Both Polyandry and Polygyny were practiced in Tibet (Childs 72-74). Interestingly they also practiced Polygynandry (Childs 75), which i've never heard of till now. Polyandry was the NORM for relationships in Tibet, as any family with 2 or more sons would practice Polyandry, and with no sons but 2 or more daughters they did Polygyny. Only with 1 son did they practice Monogamy, and even then that wasn't set in stone as they could include a second husband in the marriage who was not blood related, although that was rare. I would chaff a little bit at the "I couldn't imagine a wife only having one husband" as monogamy was practiced in Tibet, and sometimes Polyandrous/Polygynous/Polygynandrous relationships would deteriorate into several sets of monogamous relationships (with the inclusion of another outside participant). Polygynous relationships were actually much less common than Polyandry (not gonna explain magpa in Tibetan culture, but you're free to look it up).
I'm not going to include much more data/writing on it as I've expressed what I want but I will include other citations that I would have used were I writing something longer.
Goldstein, Melvyn C. “Stratification, Polyandry, and Family Structure in Central Tibet.” Southwestern Journal of Anthropology, vol. 27, no. 1, 1971, pp. 64–74. JSTOR, www.jstor.org/stable/3629185.
Goldstein's paper discusses problems in ethnological research before 1971 as there were wildly differing reports on if Monogamy of Polygamy was more or less common, relating it to social and economical factors in Tibet.
Lau, Timm. “The Hindi Film’s Romance and Tibetan Notions of Harmony: Emotional Attachments and Personal Identity in the Tibetan Diaspora in India.” Journal of Ethnic & Migration Studies 36, no. 6 (July 2010): 967–87. doi:10.1080/13691831003643389.
BERREMAN, GERALD D. “Polyandry: Exotic Custom Vs. Analytic Concept.” Journal of Comparative Family Studies, vol. 11, no. 3, 1980, pp. 377–383. JSTOR, www.jstor.org/stable/41601144.
Childs, Geoff. Tibetan Transitions : Historical and Contemporary Perspectives on Fertility, Family Planning, and Demographic Change, BRILL, 2008. ProQuest Ebook Central.
Not in Tibet, but an interesting read and shows a more widespread inclusion of Polyandry in the region: Sommer, M. (2015-09-15). Polyandry and Wife-Selling In Qing Dynasty China: Survival Strategies and Judicial Interventions.
https://www.universitypressscholarship.com/view/10.1525/california/9780520287037.001.0001/upso-9780520287037.
Edit in to directly relate to what the guy said:
They made Kan Shiba think of the possibility that his fiance Moshi Rati have the ability to have one more husband than him which doesn't make any sense to me. It made me irritated beyond words. Worst chapter I've read yet.
I mean, she DOES have the ability to marry another man, and would be expected to if Kan had a brother :V
"It's not like my wife is mine alone after all" - Kan Shiba. She literally is. What a fucking laughable and stupid sentence from the author. Ruined my reading experience introducing fucking polyandry in the scene from a shitty cuckold side-character.
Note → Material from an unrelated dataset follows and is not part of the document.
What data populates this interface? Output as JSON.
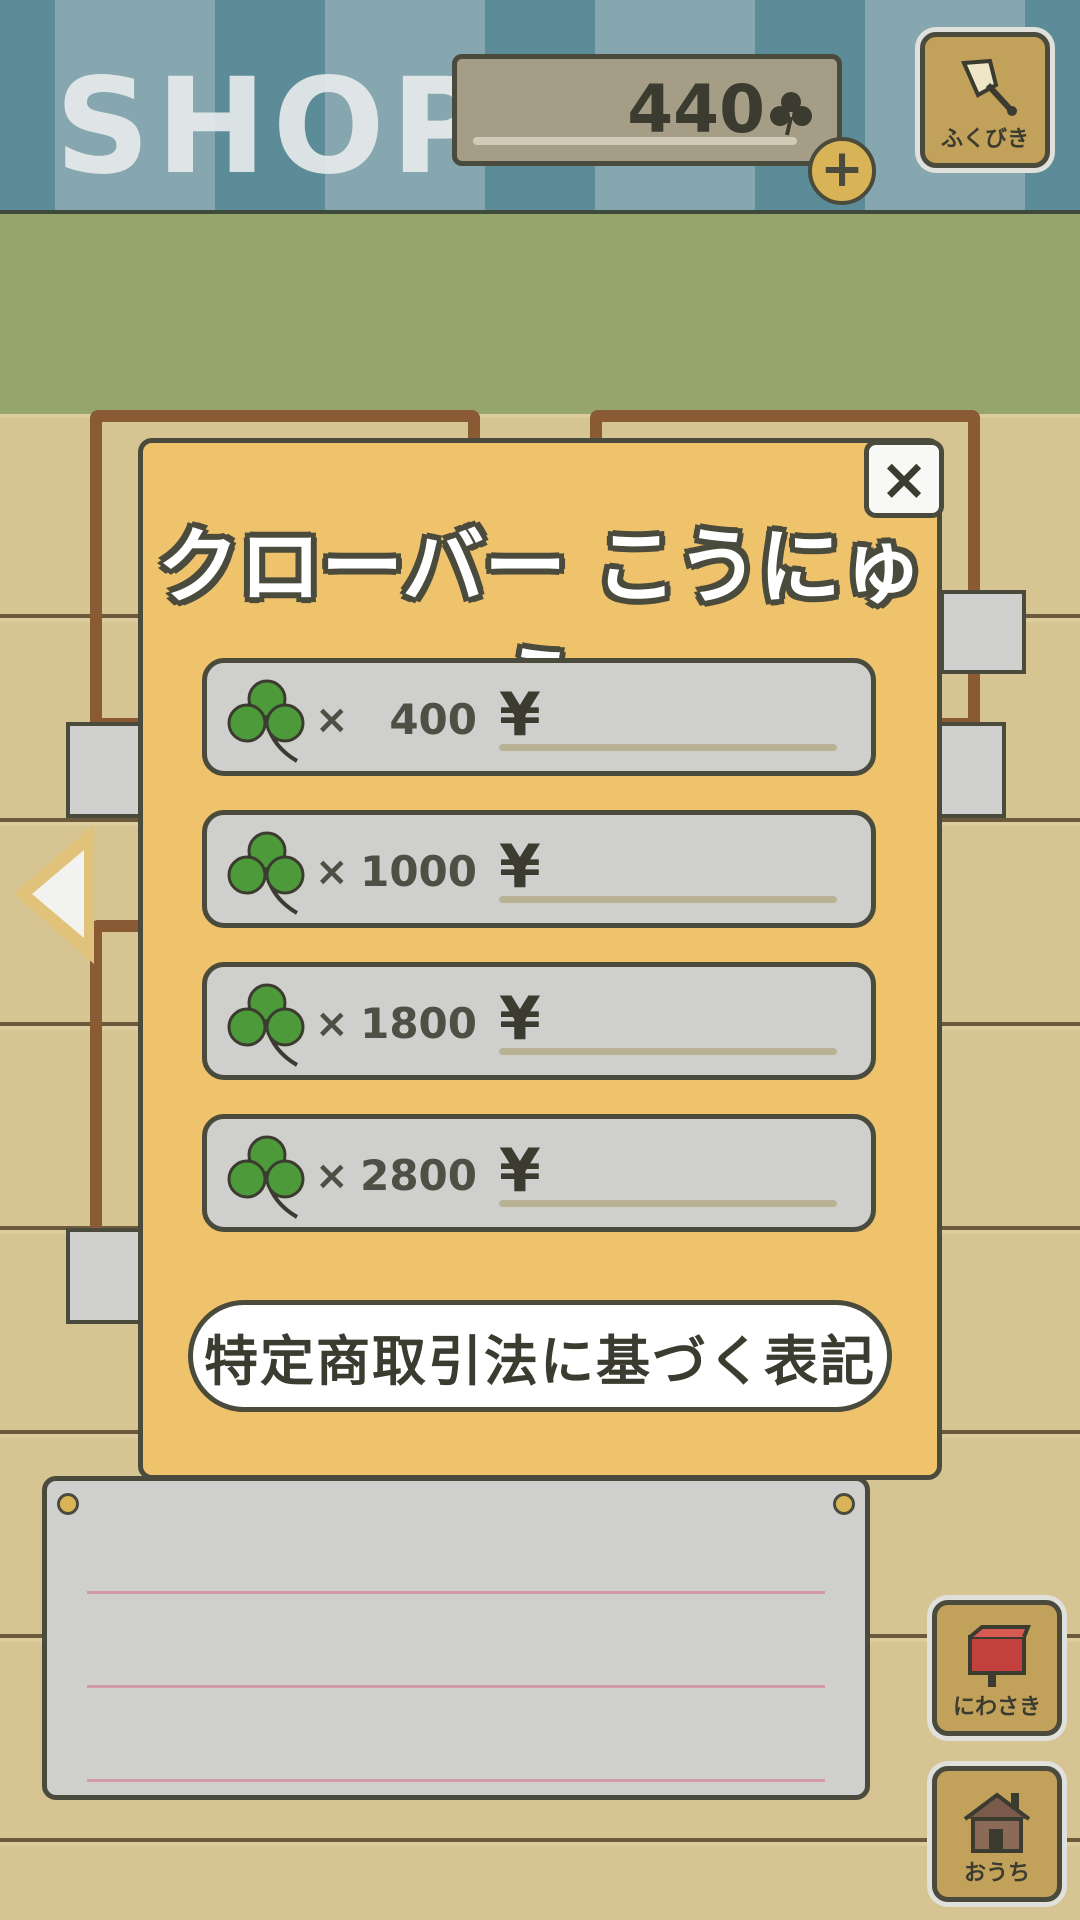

I'll just note that this ISN'T cuckolding, in like... every sense of the word?
And introducing polyandry is the correct decision for the manga. As much as the manga is about Kan Shiba and Moshi Rati, it is also about Tibet and its customs, and so it would be wrong for the author to deliberately leave it out. On the "my wife is mine alone after all" bit, it's more to do with the idea or sudden realization that he might end up with another man being married to Moshi. Kan Shiba is a young guy with no real experience in relationships, he's trying to figure stuff out and hasn't fully sorted everything out.
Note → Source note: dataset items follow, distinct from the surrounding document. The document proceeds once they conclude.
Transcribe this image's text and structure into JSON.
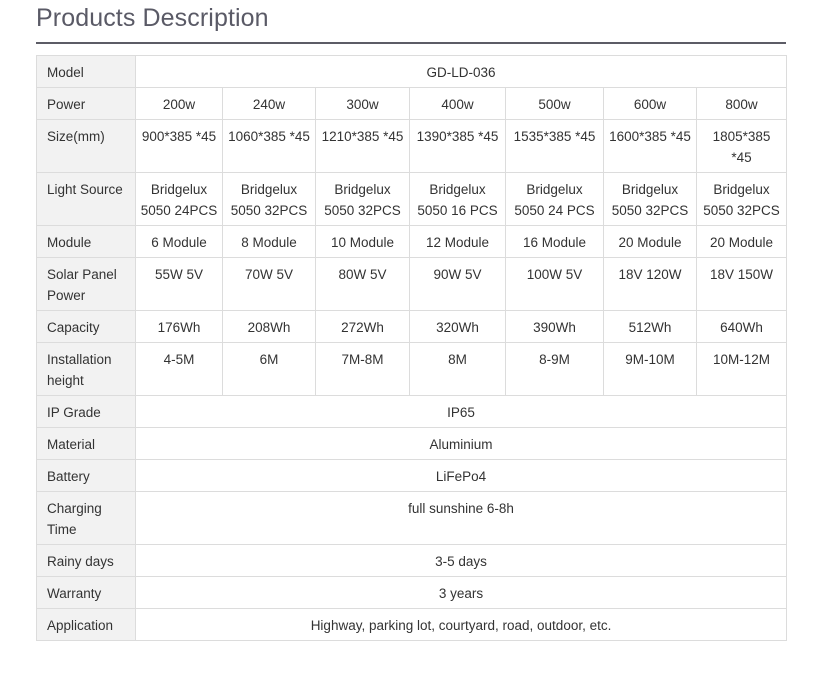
{
  "page": {
    "title": "Products Description"
  },
  "table": {
    "rows": [
      {
        "label": "Model",
        "span": "GD-LD-036"
      },
      {
        "label": "Power",
        "cells": [
          "200w",
          "240w",
          "300w",
          "400w",
          "500w",
          "600w",
          "800w"
        ]
      },
      {
        "label": "Size(mm)",
        "cells": [
          "900*385 *45",
          "1060*385 *45",
          "1210*385 *45",
          "1390*385 *45",
          "1535*385 *45",
          "1600*385 *45",
          "1805*385 *45"
        ]
      },
      {
        "label": "Light Source",
        "cells": [
          "Bridgelux 5050 24PCS",
          "Bridgelux 5050 32PCS",
          "Bridgelux 5050 32PCS",
          "Bridgelux 5050 16 PCS",
          "Bridgelux 5050 24 PCS",
          "Bridgelux 5050 32PCS",
          "Bridgelux 5050 32PCS"
        ]
      },
      {
        "label": "Module",
        "cells": [
          "6 Module",
          "8 Module",
          "10 Module",
          "12 Module",
          "16 Module",
          "20 Module",
          "20 Module"
        ]
      },
      {
        "label": "Solar Panel Power",
        "cells": [
          "55W 5V",
          "70W 5V",
          "80W 5V",
          "90W 5V",
          "100W 5V",
          "18V 120W",
          "18V 150W"
        ]
      },
      {
        "label": "Capacity",
        "cells": [
          "176Wh",
          "208Wh",
          "272Wh",
          "320Wh",
          "390Wh",
          "512Wh",
          "640Wh"
        ]
      },
      {
        "label": "Installation height",
        "cells": [
          "4-5M",
          "6M",
          "7M-8M",
          "8M",
          "8-9M",
          "9M-10M",
          "10M-12M"
        ]
      },
      {
        "label": "IP Grade",
        "span": "IP65"
      },
      {
        "label": "Material",
        "span": "Aluminium"
      },
      {
        "label": "Battery",
        "span": "LiFePo4"
      },
      {
        "label": "Charging Time",
        "span": "full sunshine 6-8h"
      },
      {
        "label": "Rainy days",
        "span": "3-5 days"
      },
      {
        "label": "Warranty",
        "span": "3 years"
      },
      {
        "label": "Application",
        "span": "Highway, parking lot, courtyard, road, outdoor, etc."
      }
    ]
  }
}
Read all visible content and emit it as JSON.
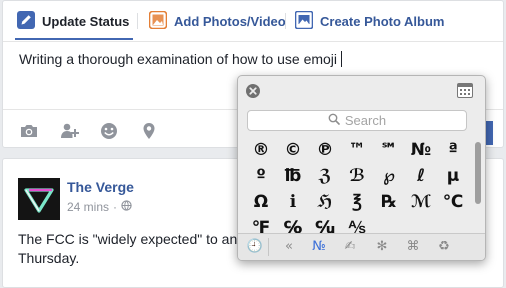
{
  "composer": {
    "tabs": [
      {
        "label": "Update Status",
        "icon": "pencil-icon"
      },
      {
        "label": "Add Photos/Video",
        "icon": "photo-icon"
      },
      {
        "label": "Create Photo Album",
        "icon": "album-icon"
      }
    ],
    "text": "Writing a thorough examination of how to use emoji",
    "tools": [
      "camera-icon",
      "tag-friends-icon",
      "feeling-icon",
      "location-icon"
    ],
    "colors": {
      "brand": "#4267b2",
      "link": "#365899",
      "tab_icon_orange": "#e47f36"
    }
  },
  "story": {
    "name": "The Verge",
    "time": "24 mins",
    "privacy_icon": "globe-icon",
    "body_lines": [
      "The FCC is \"widely expected\" to an",
      "Thursday."
    ]
  },
  "picker": {
    "search_placeholder": "Search",
    "symbols": [
      [
        "®",
        "©",
        "℗",
        "™",
        "℠",
        "№",
        "ª"
      ],
      [
        "º",
        "℔",
        "ℨ",
        "ℬ",
        "℘",
        "ℓ",
        "µ"
      ],
      [
        "Ω",
        "ℹ",
        "ℌ",
        "℥",
        "℞",
        "ℳ",
        "℃"
      ],
      [
        "℉",
        "℅",
        "℆",
        "⅍"
      ]
    ],
    "categories": [
      {
        "glyph": "🕘",
        "name": "recents-icon"
      },
      {
        "glyph": "«",
        "name": "punctuation-icon"
      },
      {
        "glyph": "№",
        "name": "letterlike-icon",
        "active": true
      },
      {
        "glyph": "✍",
        "name": "pictographs-icon"
      },
      {
        "glyph": "✻",
        "name": "stars-icon"
      },
      {
        "glyph": "⌘",
        "name": "technical-icon"
      },
      {
        "glyph": "♻",
        "name": "signs-icon"
      }
    ]
  }
}
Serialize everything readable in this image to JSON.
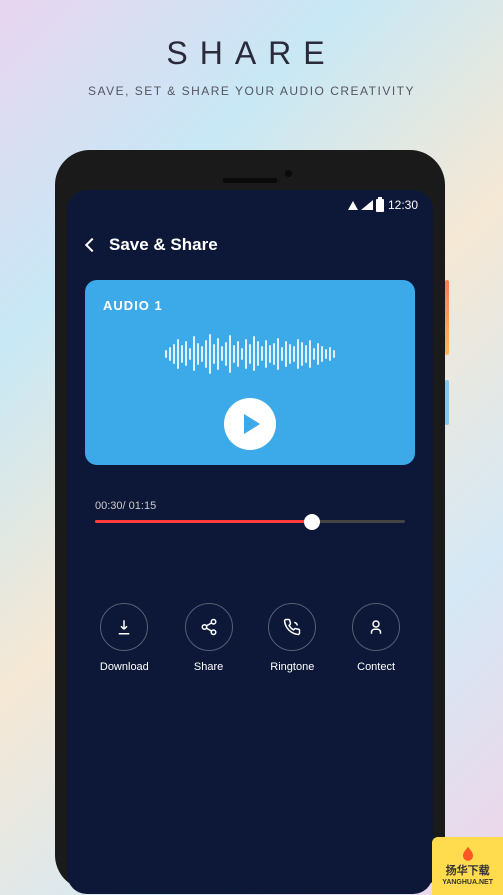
{
  "header": {
    "title": "SHARE",
    "subtitle": "SAVE, SET & SHARE YOUR AUDIO CREATIVITY"
  },
  "statusBar": {
    "time": "12:30"
  },
  "screen": {
    "title": "Save & Share"
  },
  "audio": {
    "label": "AUDIO 1",
    "currentTime": "00:30",
    "totalTime": "01:15",
    "progressPercent": 70
  },
  "actions": [
    {
      "label": "Download",
      "icon": "download-icon"
    },
    {
      "label": "Share",
      "icon": "share-icon"
    },
    {
      "label": "Ringtone",
      "icon": "ringtone-icon"
    },
    {
      "label": "Contect",
      "icon": "contact-icon"
    }
  ],
  "badge": {
    "line1": "扬华下载",
    "line2": "YANGHUA.NET"
  }
}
The side-character said "But there isn't any girl I'd expect that of"; of being monogamous? Are the author stupid?
I would say, as i've not opened up the chapter to recheck the scene, that she is saying I don't expect a girl to remain monogamous if she found someone else she also loved/etc.
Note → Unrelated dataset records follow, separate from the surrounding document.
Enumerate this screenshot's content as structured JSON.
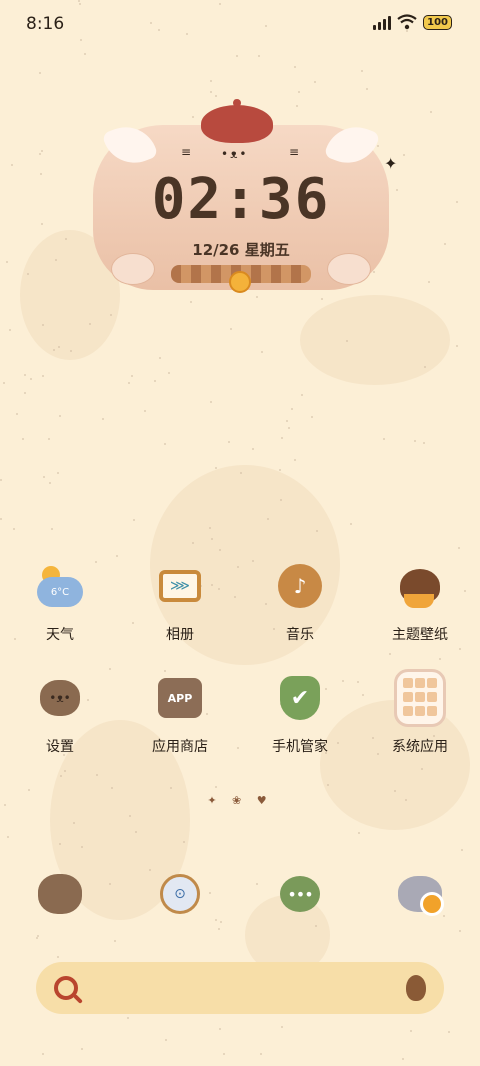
{
  "status_bar": {
    "time": "8:16",
    "battery": "100"
  },
  "clock_widget": {
    "time": "02:36",
    "date": "12/26  星期五"
  },
  "apps_row1": [
    {
      "label": "天气",
      "icon": "weather-icon",
      "glyph": "6°C"
    },
    {
      "label": "相册",
      "icon": "album-icon",
      "glyph": ""
    },
    {
      "label": "音乐",
      "icon": "music-icon",
      "glyph": ""
    },
    {
      "label": "主题壁纸",
      "icon": "theme-icon",
      "glyph": ""
    }
  ],
  "apps_row2": [
    {
      "label": "设置",
      "icon": "settings-icon",
      "glyph": ""
    },
    {
      "label": "应用商店",
      "icon": "app-store-icon",
      "glyph": "APP"
    },
    {
      "label": "手机管家",
      "icon": "security-icon",
      "glyph": "✔"
    },
    {
      "label": "系统应用",
      "icon": "system-apps-icon",
      "glyph": ""
    }
  ],
  "dock": [
    {
      "icon": "phone-icon"
    },
    {
      "icon": "browser-icon"
    },
    {
      "icon": "messages-icon"
    },
    {
      "icon": "camera-icon"
    }
  ],
  "search": {
    "placeholder": ""
  },
  "colors": {
    "background": "#fcefd6",
    "search_bar": "#f7dea8",
    "accent": "#b9452e"
  }
}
Well, considering that Izumi is a girl names, then the author is surely a female and thought "what a fantastic idea to show that the women can decide whether they want one or more husbands in a formally, originally monogamous marriage set by the parents of the children by years back.
Izumi is not a girls name, not explicitly. It's unisex and both a first and last name. We also don't know the kanji construction of it from the English to tell what it is, as well as I believe it is a last name here?
Also, women or men choosing to change up their marital status was and is not uncommon in Tibet. It's a lot more dynamic than Western marriages.